Risk Management and Rollback Planning

Automating Regression Detection

Use Antigravity to embed migration-specific checks into your CI pipeline.

# .github/workflows/migration-check.yml
name: Migration Regression Check
on: [push, pull_request]
 
jobs:
  parallel-run:
    runs-on: ubuntu-latest
    steps:
      - uses: actions/checkout@v4
      - name: Run parallel comparison tests
        run: npm run test:parallel-run
      - name: Check migration coverage
        run: npm run test:migration-coverage -- --threshold 95

Documenting Rollback Procedures

Prepare for the worst by documenting rollback procedures in both AGENTS.md and your operations documentation. Ensuring Antigravity can immediately report the current migration state and rollback steps on demand is essential.

Practical Example: Migrating from Express.js to Hono

Let's walk through a concrete migration — moving an Express.js API server to Hono.

Step 1: Extract the Routing Layer

// Abstract router interface
interface AppRouter {
  get(path: string, handler: RequestHandler): void;
  post(path: string, handler: RequestHandler): void;
  use(middleware: MiddlewareHandler): void;
  listen(port: number): Promise<void>;
}

Step 2: Adapter Implementation

Have Antigravity generate adapters for both Express and Hono, switching between them with feature flags. Migrate endpoint by endpoint, verifying performance and correctness at each step.

Step 3: Middleware Migration

Rewrite middleware — authentication, logging, error handling — in a framework-agnostic form.
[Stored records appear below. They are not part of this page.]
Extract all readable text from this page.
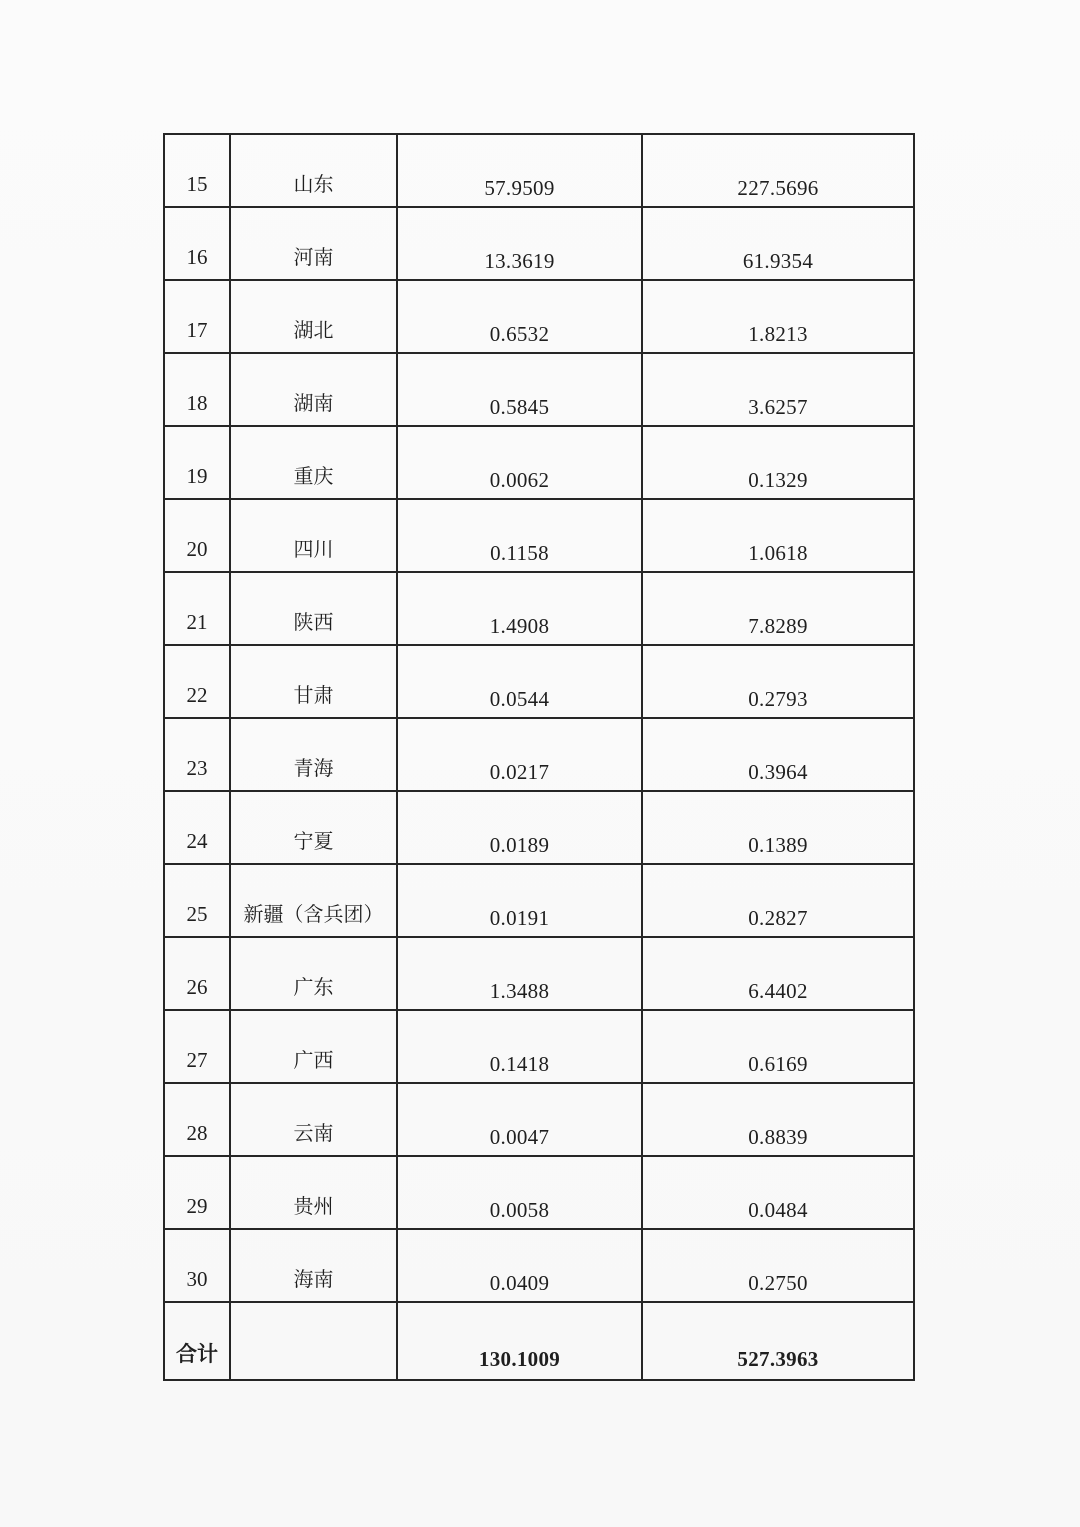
15	山东	57.9509	227.5696
16	河南	13.3619	61.9354
17	湖北	0.6532	1.8213
18	湖南	0.5845	3.6257
19	重庆	0.0062	0.1329
20	四川	0.1158	1.0618
21	陕西	1.4908	7.8289
22	甘肃	0.0544	0.2793
23	青海	0.0217	0.3964
24	宁夏	0.0189	0.1389
25	新疆（含兵团）	0.0191	0.2827
26	广东	1.3488	6.4402
27	广西	0.1418	0.6169
28	云南	0.0047	0.8839
29	贵州	0.0058	0.0484
30	海南	0.0409	0.2750
合计		130.1009	527.3963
This is the most labor-intensive part, but having Antigravity analyze existing middleware and decompose it into pure functions significantly speeds up the process.
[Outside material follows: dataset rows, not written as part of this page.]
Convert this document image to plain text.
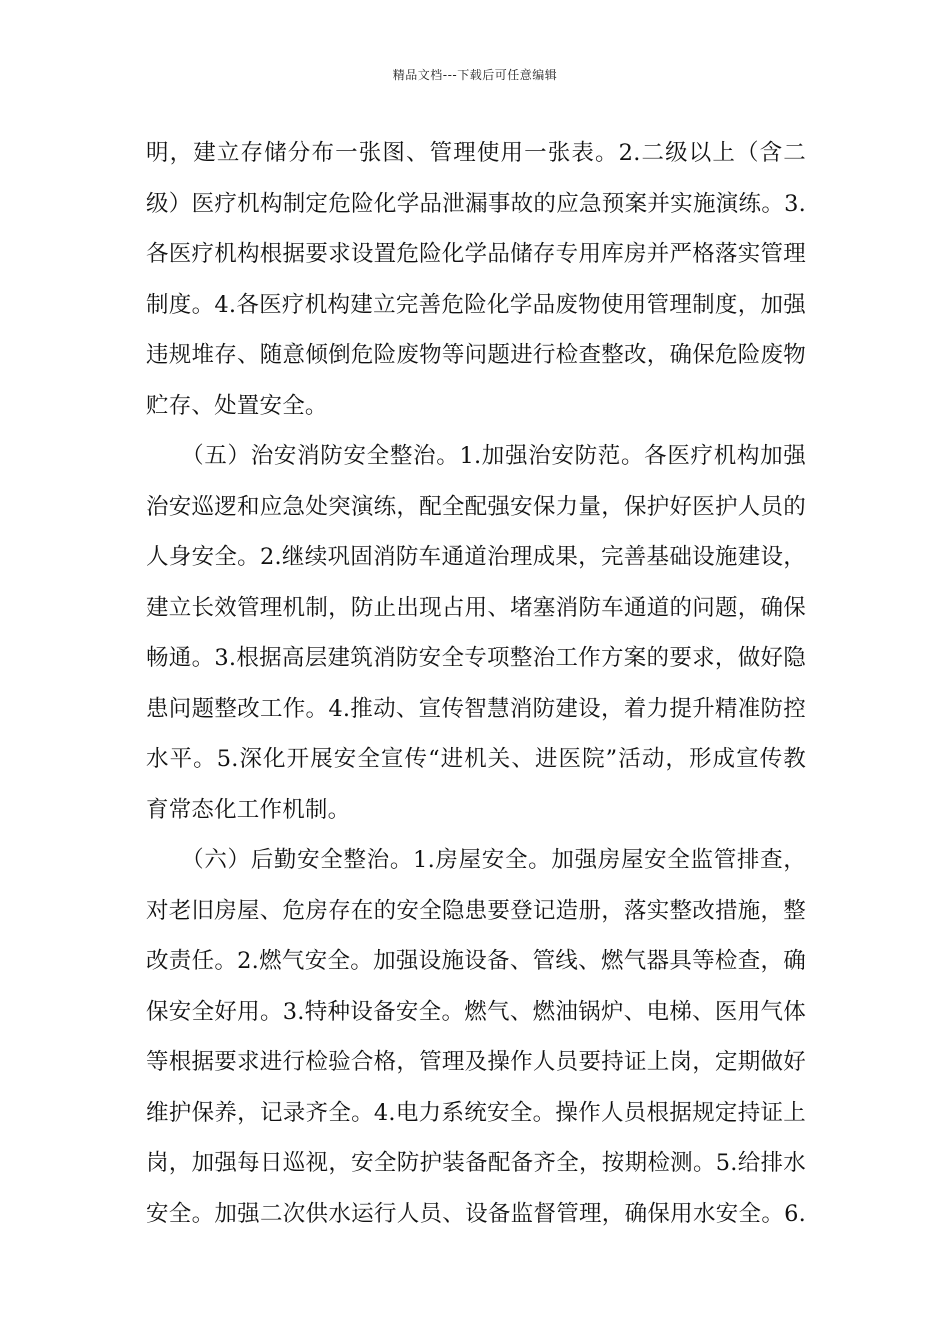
精品文档---下载后可任意编辑
明，建立存储分布一张图、管理使用一张表。2.二级以上（含二
级）医疗机构制定危险化学品泄漏事故的应急预案并实施演练。3.
各医疗机构根据要求设置危险化学品储存专用库房并严格落实管理
制度。4.各医疗机构建立完善危险化学品废物使用管理制度，加强
违规堆存、随意倾倒危险废物等问题进行检查整改，确保危险废物
贮存、处置安全。
　　（五）治安消防安全整治。1.加强治安防范。各医疗机构加强
治安巡逻和应急处突演练，配全配强安保力量，保护好医护人员的
人身安全。2.继续巩固消防车通道治理成果，完善基础设施建设，
建立长效管理机制，防止出现占用、堵塞消防车通道的问题，确保
畅通。3.根据高层建筑消防安全专项整治工作方案的要求，做好隐
患问题整改工作。4.推动、宣传智慧消防建设，着力提升精准防控
水平。5.深化开展安全宣传“进机关、进医院”活动，形成宣传教
育常态化工作机制。
　　（六）后勤安全整治。1.房屋安全。加强房屋安全监管排查，
对老旧房屋、危房存在的安全隐患要登记造册，落实整改措施，整
改责任。2.燃气安全。加强设施设备、管线、燃气器具等检查，确
保安全好用。3.特种设备安全。燃气、燃油锅炉、电梯、医用气体
等根据要求进行检验合格，管理及操作人员要持证上岗，定期做好
维护保养，记录齐全。4.电力系统安全。操作人员根据规定持证上
岗，加强每日巡视，安全防护装备配备齐全，按期检测。5.给排水
安全。加强二次供水运行人员、设备监督管理，确保用水安全。6.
Conclusion — Make AI Your Code Modernization Partner

Legacy code migration is both a technical and an organizational challenge. Antigravity dramatically accelerates the technical work — dependency analysis, test generation, code transformation — but the strategic decisions around migration approach and risk management still require human judgment.

The strategies covered here — the Strangler Fig Pattern, Branch by Abstraction, and feature flag-driven incremental switching — can be combined to safely modernize systems without taking them offline.

Migration is a marathon. Rather than trying to change everything at once, accumulate small wins one step at a time. With Antigravity as a powerful partner at your side, each step forward brings you closer to a modern, maintainable codebase.